In diesem Zusammenhang wird es auch darauf ankommen, ob die von den Revisionen behaupteten Verstöße gegen das Verfahren der Wohnraumzuweisung vorliegen. Je intensiver im vorliegenden Fall vom üblichen Verfahrensgang abgewichen worden ist, um so aussagekräftiger sind die damit verbundenen Hinweise auf eine Manipulation bei der Wohnungsvergabe. Das Verwaltungsgericht wird daher insbesondere zu klären haben, ob die Klägerin einen schriftlichen Antrag auf Wohnraumzuweisung gestellt oder, falls es an einer schriftlichen Antragstellung fehlt, ein Antrag mit den für die Wohnraumzuweisung erforderlichen Angaben zumindest in den Akten festgehalten worden ist. Eine Zuweisung von Wohnraum in einem Verfahren, in dem noch nicht einmal die Antragstellung aktenkundig gemacht worden ist, kann darauf hinweisen, daß von vornherein nicht beabsichtigt war, ein ordnungsgemäßes Verfahren durchzuführen.
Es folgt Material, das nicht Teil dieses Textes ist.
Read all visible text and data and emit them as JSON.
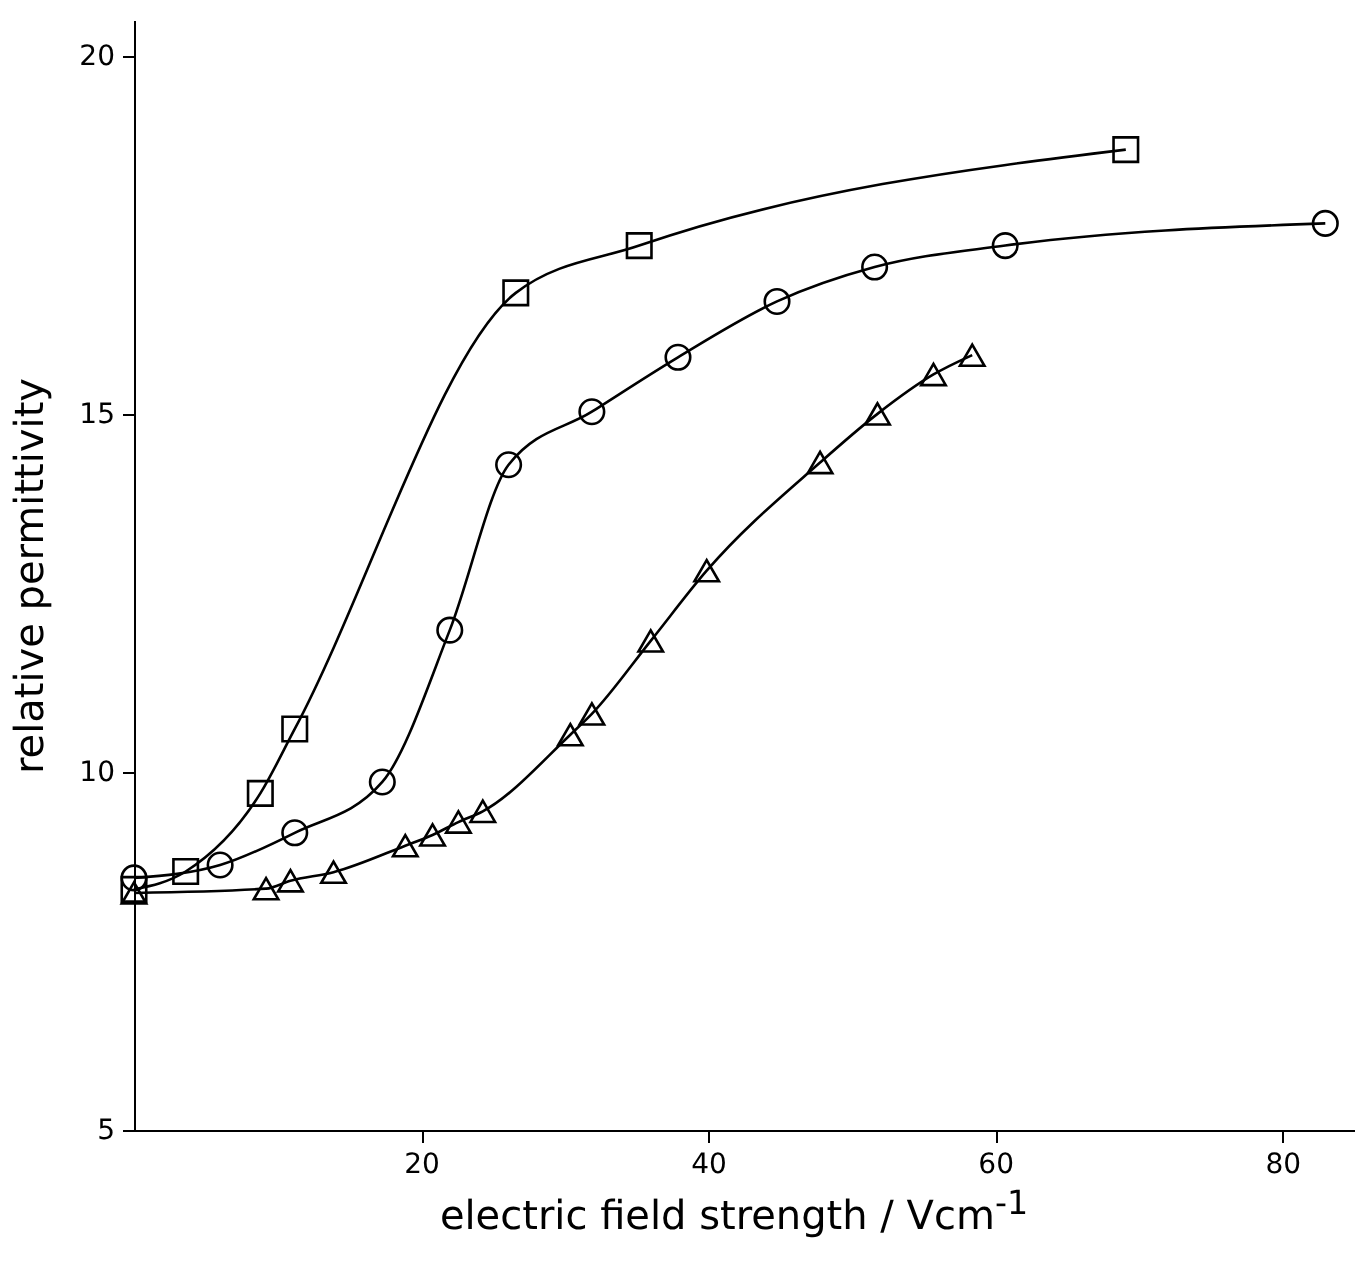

Auf Manipulationen könnte auch hinweisen, wenn die Klägerin und ihr damaliger Ehemann die Bemühungen um eine Wohnungszuweisung vollständig in die Hand der Oper oder einer anderen Stelle gegeben hätten, ohne sich selbst um den Fortgang der Sache zu kümmern oder weitere Schritte zum Erhalt einer Wohnung zu unternehmen. Von einer ordnungsgemäßen Wohnraumzuweisung könnte ferner nicht gesprochen werden, wenn die Zuweisung - wie von den Beigeladenen zu 1 und 2 vorgetragen - von einer anderen Stelle, nämlich der Bezirksverwaltung für Staatssicherheit oder einem Mitarbeiter der Bezirksverwaltung, formuliert und eine eigene Prüfung durch den Stadtbezirksrat für Wohnungspolitik und Wohnungswirtschaft nicht erfolgt wäre.

Von seinem Standpunkt aus konsequent hat das Verwaltungsgericht keine Feststellungen dazu getroffen, ob die Klägerin und ihr damaliger Ehemann den Verstoß gegen § 11 i.V.m. § 10 Abs. 1 Satz 1 WLVO 1967 gekannt oder fahrlässig nicht gekannt haben und damit die zweite in § 4 Abs. 3 Buchst. a VermG genannte Voraussetzung erfüllen. Das Verwaltungsgericht wird daher, soweit erforderlich, die subjektiven Voraussetzungen für die Annahme einer Unredlichkeit ebenfalls noch aufzuklären haben. Sofern eine solche Aufklärung nicht möglich ist, würde die Nichterweislichkeit eines redlichen Erwerbs zu Lasten der Klägerin und ihres damaligen Ehemannes gehen. Voraussetzung für eine solche Beweislastentscheidung ist nach der Rechtsprechung des Senats, daß greifbare tatsächliche Anhaltspunkte für eine mögliche Unredlichkeit des Erwerbs bestehen, die aber für eine Überzeugungsbildung des Gerichts noch nicht ausreichen (Beschluß vom 16. Oktober 1995 - BVerwG 7 B 163.95 - Buchholz 428 § 4 VermG Nr. 22; Beschluß vom 2. November 1998 - BVerwG 8 B 211.98 - Buchholz 428 § 4 VermG Nr. 59). Sollte sich eine unangemessene Überversorgung mit Wohnraum herausstellen, würde dieser Umstand stets einen Anhaltspunkt in diesem Sinne darstellen.